Presiden Jokowi Terima Konsil Bisnis Uni Eropa-ASEAN
Dalam pertemuan tersebut, Presiden menegaskan bahwa Indonesia tidak akan tinggal diam dengan diskriminasi sawit Indonesia di Eropa.
Presiden Joko Widodo menerima delegasi Konsil Bisnis Uni Eropa-ASEAN (EU-ABC) di Istana Merdeka, Jakarta, pada Kamis, 28 November 2019. Delegasi EU-ABC yang berjumlah 39 orang dipimpin oleh Donald Kanak dan Duta Besar Uni Eropa untuk Indonesia Vincent Guerend.
Dalam pertemuan tersebut, Presiden Jokowi sempat menyinggung hasil kunjungan kerjanya ke Korea Selatan baru-baru ini, di mana ada harapan tinggi bagi Korea Selatan untuk memperkuat kemitraan dengan ASEAN. Hal tersebut dikarenakan ekonomi ASEAN berada dalam kondisi yang jauh lebih baik daripada rata-rata pertumbuhan ekonomi global.
“Ibu Kristalina, Direktur Pelaksana IMF, mengatakan bahwa ASEAN adalah titik terang dalam perekonomian dunia. Pada saat ini ketika negara-negara maju memiliki masyarakat yang menua, ASEAN menikmati dividen demografi. Saat ini, ketika beberapa negara maju memilih proteksionisme, ASEAN terus membuka ekonominya,” kata Presiden Jokowi.
Menurut Presiden, ekonomi ASEAN akan terus tumbuh selama ekosistem perdamaian terpelihara, seperti yang terjadi selama 52 tahun terakhir ini. Presiden meyakinkan delegasi Uni Eropa bahwa bermitra dengan ASEAN adalah kemitraan yang bermanfaat. Apalagi mengingat bisnis dari Uni Eropa bukanlah hal yang asing bagi negara-negara ASEAN.
“Saya berharap bahwa bisnis dari negara-negara Barat juga memiliki pandangan yang sama termasuk dari UE,” imbuhnya.
Kepala Negara menjelaskan, Indonesia memiliki hubungan yang baik dengan Uni Eropa. Kedua entitas, menurut Presiden, memiliki posisi bersama dalam banyak masalah global, seperti saling menghormati hukum dan prinsip internasional.
“Namun saya harus mengakui di sisi ekonomi yang kita mengalami batu sandungan, kelapa sawit Indonesia terus menerima diskriminasi dalam hal kebijakan maupun dari perusahaan-perusahaan Eropa,” ungkapnya.

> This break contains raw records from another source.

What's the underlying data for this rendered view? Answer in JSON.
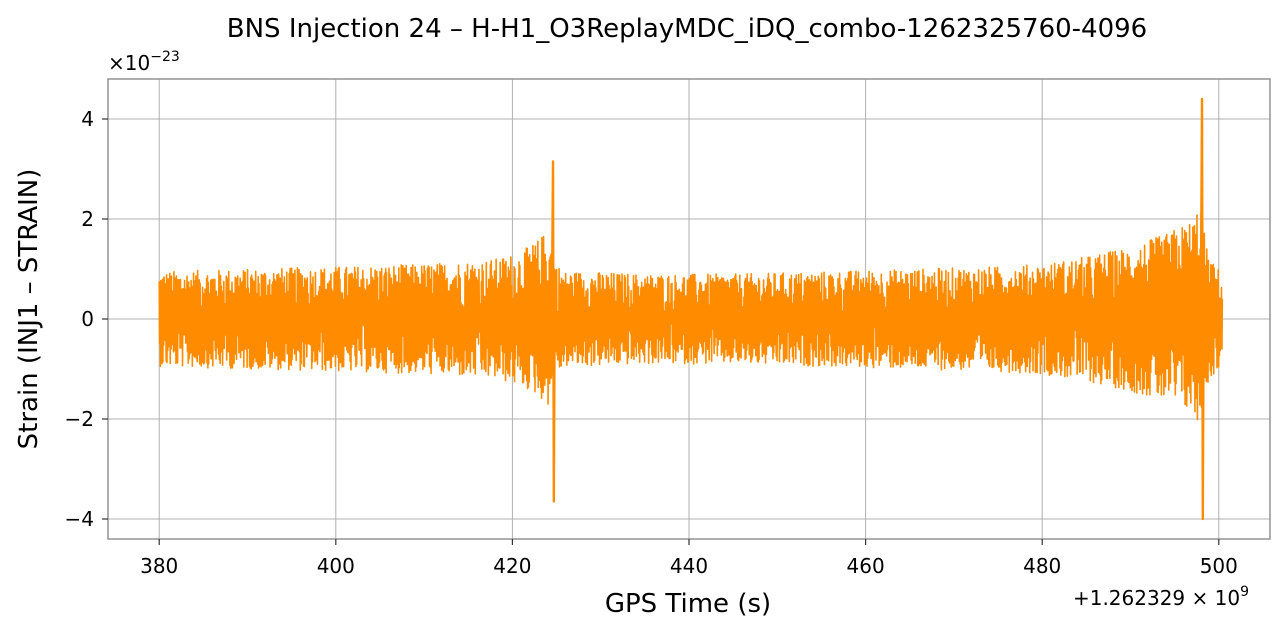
{
  "chart_data": {
    "type": "line",
    "title": "BNS Injection 24 – H-H1_O3ReplayMDC_iDQ_combo-1262325760-4096",
    "xlabel": "GPS Time (s)",
    "ylabel": "Strain (INJ1 – STRAIN)",
    "x_offset_label": "+1.262329 × 10",
    "x_offset_exponent": "9",
    "y_scale_label": "×10",
    "y_scale_exponent": "−23",
    "xlim": [
      374.2,
      505.8
    ],
    "ylim": [
      -4.4,
      4.8
    ],
    "x_ticks": [
      {
        "value": 380,
        "label": "380"
      },
      {
        "value": 400,
        "label": "400"
      },
      {
        "value": 420,
        "label": "420"
      },
      {
        "value": 440,
        "label": "440"
      },
      {
        "value": 460,
        "label": "460"
      },
      {
        "value": 480,
        "label": "480"
      },
      {
        "value": 500,
        "label": "500"
      }
    ],
    "y_ticks": [
      {
        "value": -4,
        "label": "−4"
      },
      {
        "value": -2,
        "label": "−2"
      },
      {
        "value": 0,
        "label": "0"
      },
      {
        "value": 2,
        "label": "2"
      },
      {
        "value": 4,
        "label": "4"
      }
    ],
    "grid": true,
    "series": [
      {
        "color": "#ff8c00",
        "x_start": 380,
        "x_end": 500.4,
        "envelope": {
          "x": [
            380,
            390,
            400,
            410,
            418,
            421,
            423,
            424,
            425,
            426,
            428,
            435,
            445,
            455,
            465,
            475,
            480,
            485,
            490,
            494,
            496,
            497,
            497.5,
            498,
            498.5,
            499,
            500,
            500.4
          ],
          "upper": [
            0.95,
            1.0,
            1.05,
            1.1,
            1.2,
            1.35,
            1.6,
            1.8,
            1.1,
            0.95,
            0.95,
            0.9,
            0.9,
            0.95,
            1.0,
            1.05,
            1.1,
            1.25,
            1.45,
            1.7,
            1.9,
            2.0,
            2.2,
            2.4,
            1.5,
            1.2,
            1.0,
            0.7
          ],
          "lower": [
            -0.95,
            -1.0,
            -1.05,
            -1.1,
            -1.2,
            -1.35,
            -1.55,
            -1.75,
            -1.1,
            -0.95,
            -0.95,
            -0.9,
            -0.9,
            -0.95,
            -1.0,
            -1.05,
            -1.1,
            -1.25,
            -1.45,
            -1.65,
            -1.8,
            -1.9,
            -2.1,
            -2.3,
            -1.5,
            -1.2,
            -1.0,
            -0.7
          ]
        },
        "spikes": [
          {
            "x": 424.6,
            "max": 3.15,
            "min": -3.65
          },
          {
            "x": 498.1,
            "max": 4.4,
            "min": -4.0
          }
        ]
      }
    ]
  }
}
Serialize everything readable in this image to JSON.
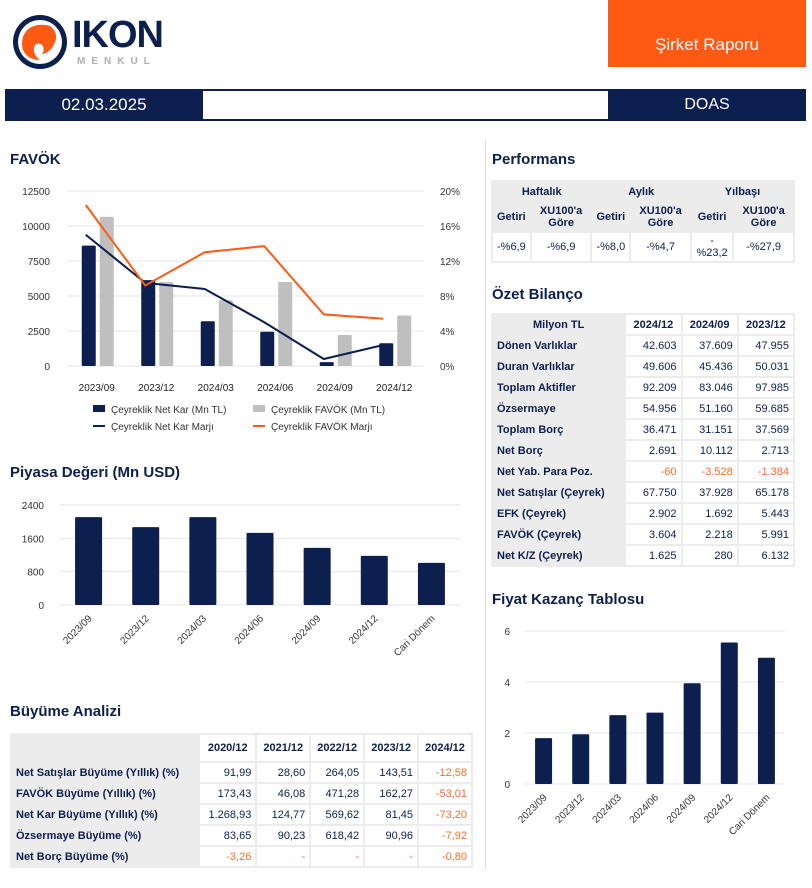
{
  "header": {
    "brand": "IKON",
    "brand_sub": "MENKUL",
    "report_title": "Şirket Raporu",
    "date": "02.03.2025",
    "ticker": "DOAS"
  },
  "colors": {
    "navy": "#0d1f4f",
    "orange": "#ff5a14",
    "gray": "#bfbfbf"
  },
  "sections": {
    "favok": "FAVÖK",
    "market_cap": "Piyasa Değeri (Mn USD)",
    "growth": "Büyüme Analizi",
    "performance": "Performans",
    "balance": "Özet Bilanço",
    "pe": "Fiyat Kazanç Tablosu"
  },
  "performance": {
    "groups": [
      "Haftalık",
      "Aylık",
      "Yılbaşı"
    ],
    "subheaders": [
      "Getiri",
      "XU100'a Göre",
      "Getiri",
      "XU100'a Göre",
      "Getiri",
      "XU100'a Göre"
    ],
    "values": [
      "-%6,9",
      "-%6,9",
      "-%8,0",
      "-%4,7",
      "-%23,2",
      "-%27,9"
    ]
  },
  "balance": {
    "corner": "Milyon TL",
    "columns": [
      "2024/12",
      "2024/09",
      "2023/12"
    ],
    "rows": [
      {
        "label": "Dönen Varlıklar",
        "values": [
          "42.603",
          "37.609",
          "47.955"
        ]
      },
      {
        "label": "Duran Varlıklar",
        "values": [
          "49.606",
          "45.436",
          "50.031"
        ]
      },
      {
        "label": "Toplam Aktifler",
        "values": [
          "92.209",
          "83.046",
          "97.985"
        ]
      },
      {
        "label": "Özsermaye",
        "values": [
          "54.956",
          "51.160",
          "59.685"
        ]
      },
      {
        "label": "Toplam Borç",
        "values": [
          "36.471",
          "31.151",
          "37.569"
        ]
      },
      {
        "label": "Net Borç",
        "values": [
          "2.691",
          "10.112",
          "2.713"
        ]
      },
      {
        "label": "Net Yab. Para Poz.",
        "values": [
          "-60",
          "-3.528",
          "-1.384"
        ]
      },
      {
        "label": "Net Satışlar (Çeyrek)",
        "values": [
          "67.750",
          "37.928",
          "65.178"
        ]
      },
      {
        "label": "EFK (Çeyrek)",
        "values": [
          "2.902",
          "1.692",
          "5.443"
        ]
      },
      {
        "label": "FAVÖK (Çeyrek)",
        "values": [
          "3.604",
          "2.218",
          "5.991"
        ]
      },
      {
        "label": "Net K/Z (Çeyrek)",
        "values": [
          "1.625",
          "280",
          "6.132"
        ]
      }
    ]
  },
  "growth": {
    "columns": [
      "2020/12",
      "2021/12",
      "2022/12",
      "2023/12",
      "2024/12"
    ],
    "rows": [
      {
        "label": "Net Satışlar Büyüme (Yıllık) (%)",
        "values": [
          "91,99",
          "28,60",
          "264,05",
          "143,51",
          "-12,58"
        ]
      },
      {
        "label": "FAVÖK Büyüme (Yıllık) (%)",
        "values": [
          "173,43",
          "46,08",
          "471,28",
          "162,27",
          "-53,01"
        ]
      },
      {
        "label": "Net Kar Büyüme (Yıllık) (%)",
        "values": [
          "1.268,93",
          "124,77",
          "569,62",
          "81,45",
          "-73,20"
        ]
      },
      {
        "label": "Özsermaye Büyüme (%)",
        "values": [
          "83,65",
          "90,23",
          "618,42",
          "90,96",
          "-7,92"
        ]
      },
      {
        "label": "Net Borç Büyüme (%)",
        "values": [
          "-3,26",
          "-",
          "-",
          "-",
          "-0,80"
        ]
      }
    ]
  },
  "chart_data": [
    {
      "type": "bar+line",
      "categories": [
        "2023/09",
        "2023/12",
        "2024/03",
        "2024/06",
        "2024/09",
        "2024/12"
      ],
      "y_ticks": [
        "0",
        "2500",
        "5000",
        "7500",
        "10000",
        "12500"
      ],
      "y2_ticks": [
        "0%",
        "4%",
        "8%",
        "12%",
        "16%",
        "20%"
      ],
      "ylim": [
        0,
        12500
      ],
      "y2lim": [
        0,
        20
      ],
      "grid": true,
      "legend": "bottom",
      "series": [
        {
          "name": "Çeyreklik Net Kar (Mn TL)",
          "type": "bar",
          "color": "#0d1f4f",
          "values": [
            8600,
            6132,
            3200,
            2450,
            280,
            1625
          ]
        },
        {
          "name": "Çeyreklik FAVÖK (Mn TL)",
          "type": "bar",
          "color": "#bfbfbf",
          "values": [
            10650,
            5991,
            4700,
            6000,
            2218,
            3604
          ]
        },
        {
          "name": "Çeyreklik Net Kar Marjı",
          "type": "line",
          "axis": "right",
          "color": "#0d1f4f",
          "values": [
            15.0,
            9.5,
            8.8,
            5.0,
            0.8,
            2.4
          ]
        },
        {
          "name": "Çeyreklik FAVÖK Marjı",
          "type": "line",
          "axis": "right",
          "color": "#ff5a14",
          "values": [
            18.4,
            9.2,
            13.0,
            13.7,
            5.9,
            5.4
          ]
        }
      ]
    },
    {
      "type": "bar",
      "categories": [
        "2023/09",
        "2023/12",
        "2024/03",
        "2024/06",
        "2024/09",
        "2024/12",
        "Cari Dönem"
      ],
      "values": [
        2110,
        1870,
        2110,
        1730,
        1370,
        1180,
        1010
      ],
      "y_ticks": [
        "0",
        "800",
        "1600",
        "2400"
      ],
      "ylim": [
        0,
        2400
      ],
      "grid": true,
      "color": "#0d1f4f"
    },
    {
      "type": "bar",
      "categories": [
        "2023/09",
        "2023/12",
        "2024/03",
        "2024/06",
        "2024/09",
        "2024/12",
        "Cari Dönem"
      ],
      "values": [
        1.8,
        1.95,
        2.7,
        2.8,
        3.95,
        5.55,
        4.95
      ],
      "y_ticks": [
        "0",
        "2",
        "4",
        "6"
      ],
      "ylim": [
        0,
        6
      ],
      "grid": true,
      "color": "#0d1f4f"
    }
  ]
}
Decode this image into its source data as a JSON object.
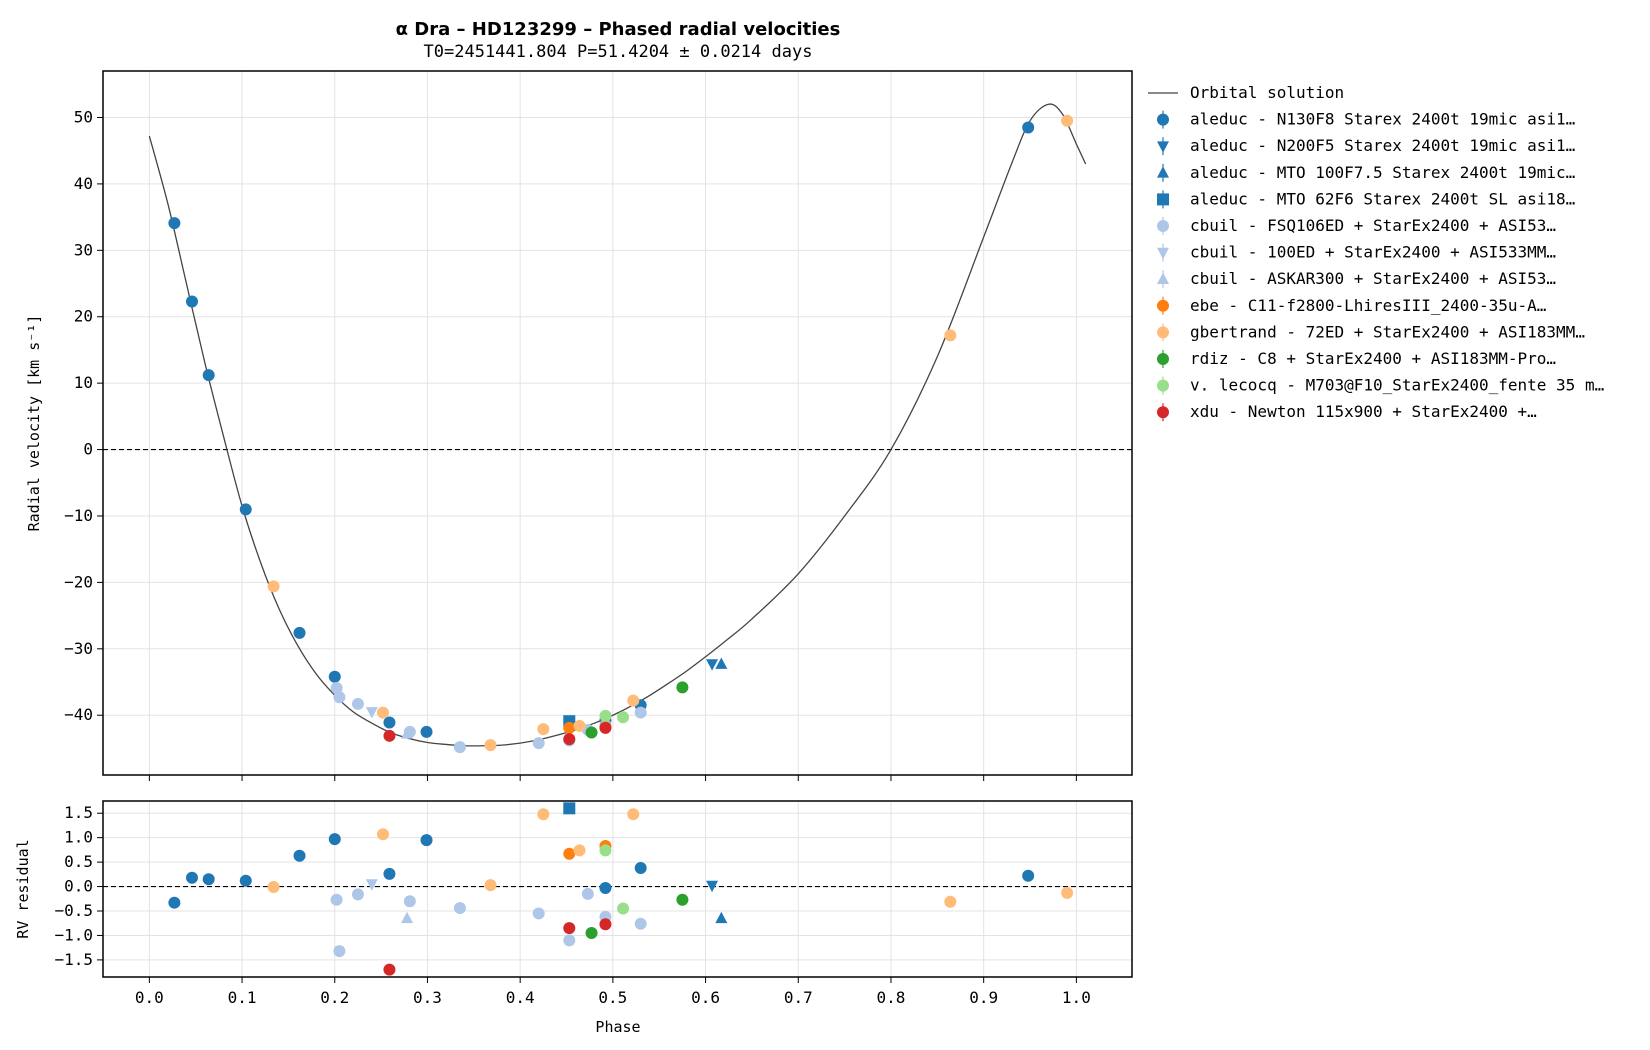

Menurutnya, semua data dan informasi yang disampaikan oleh Indonesia dan produsen minyak sawit lainnya tidak mendapat perhatian dari Uni Eropa. Presiden Jokowi pun menegaskan bahwa Indonesia tidak akan tinggal diam dengan diskriminasi ini.
“Negosiasi perjanjian kemitraan ekonomi komprehensif Indonesia-UE akan berlanjut. Minyak kelapa sawit tentu akan menjadi bagian darinya,” tegasnya.
ASEAN dan Uni Eropa, kata Presiden, memiliki kesempatan untuk membentuk kelompok kerja minyak sawit yang hebat. Presiden pun berharap kelompok kerja ini dapat berkontribusi untuk menyelesaikan masalah kelapa sawit.
Menteri Koordinator Bidang Perekonomian Airlangga Hartarto dalam keterangannya kepada media selepas pertemuan menjelaskan, pasar Indonesia untuk biodiesel di Eropa mencapai USD650 juta. Sementara nilai perdagangan Indonesia dengan Uni Eropa mencapai USD31 miliar.
“Jadi tadi disampaikan jangan sampai gangguan USD650 juta itu mengganggu bilateral Indonesia dengan EU, multilateralism agreement ini,” kata Airlangga.
Turut mendampingi Presiden dalam pertemuan tersebut yaitu, Menteri Koordinator Bidang Perekonomian Airlangga Hartarto, Menteri Koordinator Bidang Kemaritiman dan Investasi Luhut Binsar Panjaitan, Menteri Perindustrian Agus Gumiwang Kartasasmita, Sekretaris Kabinet Pramono Anung, dan Kepala Badan Koordinasi Penanaman Modal Bahlil Lahadalia.